Re: scsh-0.6.7 -> scsh-0.7 has substantial changes, and introduces grievous error
hga@xxxxxx 10 Jul 2019 19:43 UTC
> From: Lassi Kortela <xxxxxx@lassi.io>
> Date: Wednesday, July 10, 2019 1:51 PM
> Ah, good old sync(2) :)
>
> > ;;; Amazingly bogus syscall -- doesn't *actually* sync the filesys.
> > (import-os-error-syscall sync-file-system () "scsh_sync")
>
> > ;;; Amazingly bogus syscall -- doesn't *actually* sync the filesys.
> > (import-lambda-definition-2 %sync-file-system (fd) "scsh_fsync")
> Does anyone lurking here know what's the story with sync() now that SSDs
> are gradually taking over?
>
> IIRC sync() was always kind of a weird syscall because it basically
> promises safety, but its behavior is so vague and complex that there's
> no clear criteria for how applications should rely on that promise....In
> practice, people resort to wishful thinking and do things like write a
> hundred files calling sync() after each file, or calling sync() then
> waiting a few seconds then calling sync() again to be sure. I've never
> met anybody who can lay out a principled approach for how to use it.
Applications shouldn't depend on sync.... But on e.g. Linux they
shouldn't depend on fsync either, for far too much of the software and
hardware stack lies through its teeth. Linux/Linus has just not cared
about this issue going back to the 1990s, and there are terrible
problems in many parts of its software stack. E.g. the last time I
checked, the very handy Logical Volume Manager (LVM) did not honor the
promises made by software above or below and hardware below.
I suspect more reliable hardware and affordable UPSes have made
people complacent, with SSDs partly encourage that by being fast (but
many models take that all back by bricking if power is cut at the
wrong time; hypercapacitors are your friend, but even Intel is
dropping them from some of its datacenter line).
"Wishful" ... well, it's always been like that, back in the days of
PDP-11s, in my community the incantation before shutting down for real
was sync;sync;sync, then wait at least 5 seconds for the non-buffer
bloated hardware of the era to finish the job.

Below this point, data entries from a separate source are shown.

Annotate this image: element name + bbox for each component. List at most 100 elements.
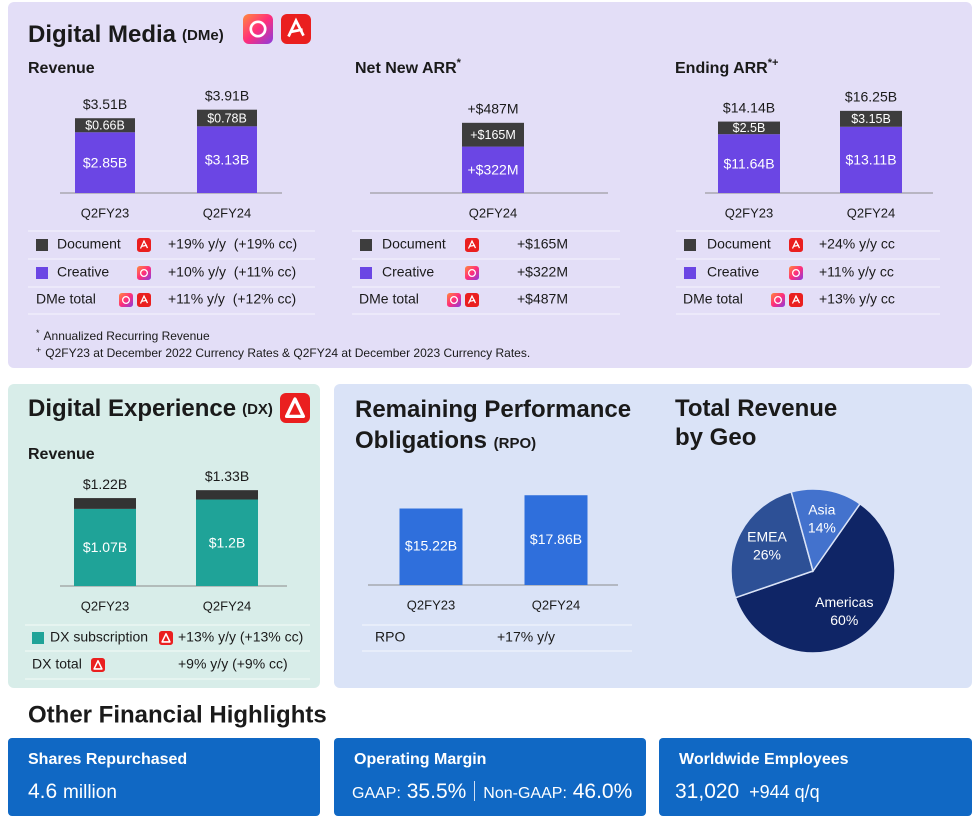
growth: +13% y/y (+13% cc) [178, 629, 303, 645]
x-tick-label: Q2FY23 [407, 597, 455, 612]
cc-icon [789, 266, 803, 280]
chart-title: Ending ARR [675, 60, 768, 77]
acrobat-glyph [287, 17, 305, 38]
gaap-label: GAAP: [352, 785, 401, 802]
bar-segment [462, 146, 524, 193]
cc-glyph [774, 296, 782, 304]
chart-title-line: Net New ARR* [355, 57, 462, 77]
bar-segment [75, 132, 135, 193]
footnote-text: Annualized Recurring Revenue [44, 329, 210, 343]
cc-icon [137, 266, 151, 280]
bar-segment [718, 134, 780, 193]
rpo-abbr: (RPO) [493, 435, 537, 452]
x-tick-label: Q2FY23 [81, 598, 129, 613]
value: 4.6 [28, 780, 58, 803]
total-label: $3.51B [83, 96, 127, 112]
cc-icon [771, 293, 785, 307]
pie-slice [730, 491, 814, 599]
dme-title: Digital Media [28, 21, 177, 48]
bar [524, 495, 588, 585]
cc-icon [447, 293, 461, 307]
chart-title: Net New ARR [355, 60, 457, 77]
slice-value: 26% [753, 546, 781, 562]
acrobat-glyph [139, 239, 149, 249]
pie-slice [734, 502, 896, 654]
legend-label: Document [57, 236, 121, 252]
rpo-title-text: Remaining Performance Obligations [355, 396, 632, 454]
unit: million [63, 782, 117, 803]
legend-label: Creative [707, 264, 759, 280]
bar [399, 508, 463, 585]
dx-title-line: Digital Experience (DX) [28, 395, 273, 422]
bar-segment [197, 109, 257, 127]
bar-segment [197, 126, 257, 193]
total-label: +$487M [468, 101, 519, 117]
x-tick-label: Q2FY23 [725, 205, 773, 220]
chart-title-line: Ending ARR*+ [675, 57, 778, 77]
legend-swatch [684, 267, 696, 279]
bar-label: $3.15B [851, 112, 891, 126]
dx-glyph [161, 633, 171, 643]
cc-icon [119, 293, 133, 307]
x-tick-label: Q2FY24 [203, 205, 251, 220]
bar-label: $2.5B [733, 121, 766, 135]
total-name: DMe total [36, 291, 96, 307]
bar-segment [74, 508, 136, 586]
cc-glyph [122, 296, 130, 304]
growth: +11% y/y (+12% cc) [168, 291, 296, 307]
chart-title-line: Revenue [28, 60, 95, 77]
cc-glyph [450, 296, 458, 304]
growth: +$487M [517, 291, 568, 307]
total-label: $1.33B [205, 468, 249, 484]
cc-glyph [140, 269, 148, 277]
x-tick-label: Q2FY23 [81, 205, 129, 220]
gaap: 35.5% [406, 780, 467, 803]
acrobat-glyph [791, 294, 801, 304]
bar-label: +$165M [470, 128, 516, 142]
card-title: Shares Repurchased [28, 751, 188, 768]
separator [474, 781, 476, 801]
footnote: * Annualized Recurring Revenue [36, 328, 210, 343]
cc-icon [465, 266, 479, 280]
growth: +13% y/y cc [819, 291, 895, 307]
growth: +19% y/y (+19% cc) [168, 236, 297, 252]
card: Worldwide Employees 31,020 +944 q/q [659, 738, 972, 816]
legend-label: Document [382, 236, 446, 252]
cc-glyph [792, 269, 800, 277]
dx-glyph [284, 397, 306, 419]
total-label: $16.25B [845, 89, 897, 105]
card-title: Worldwide Employees [679, 751, 849, 768]
total-label: $1.22B [83, 476, 127, 492]
card-value: 31,020 +944 q/q [675, 780, 820, 804]
legend-label: DX subscription [50, 629, 148, 645]
bar-label: $2.85B [83, 154, 127, 170]
card: Operating Margin GAAP: 35.5% Non-GAAP: 46… [334, 738, 646, 816]
bar-segment [196, 490, 258, 500]
card: Shares Repurchased 4.6 million [8, 738, 320, 816]
footnote-mark: + [36, 345, 41, 355]
x-tick-label: Q2FY24 [203, 598, 251, 613]
dx-chart-title: Revenue [28, 446, 95, 463]
bar-label: $1.07B [83, 539, 127, 555]
legend-swatch [32, 632, 44, 644]
growth: +24% y/y cc [819, 236, 895, 252]
x-tick-label: Q2FY24 [532, 597, 580, 612]
bar-label: $15.22B [405, 537, 457, 553]
row-label: RPO [375, 629, 405, 645]
legend-swatch [360, 267, 372, 279]
chart-title: Revenue [28, 60, 95, 77]
cc-icon [243, 14, 273, 44]
dx-abbr: (DX) [242, 401, 273, 418]
slice-label: Asia [808, 501, 835, 517]
bar-segment [840, 126, 902, 193]
growth: +$165M [517, 236, 568, 252]
legend-label: Document [707, 236, 771, 252]
title-mark: * [457, 57, 462, 69]
dx-glyph [93, 660, 103, 670]
bar-label: $17.86B [530, 531, 582, 547]
dme-title-line: Digital Media (DMe) [28, 21, 224, 48]
acrobat-glyph [791, 239, 801, 249]
footnote-mark: * [36, 328, 40, 338]
total-name: DX total [32, 656, 82, 672]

> The thing is, kernels typically sync() by themselves every 30-60
> seconds anyway, even if applications do not request it.
It's been that way for a very long time, at least to Research UNIX
Version 7, although looking at my 18.04 Ubuntu, the obviously named
separate process for doing this has probably been absorbed by systemd.
As I'm adding to the SRFI text, if you really care about best effort
writing, review the code in a paranoid database like SQLite.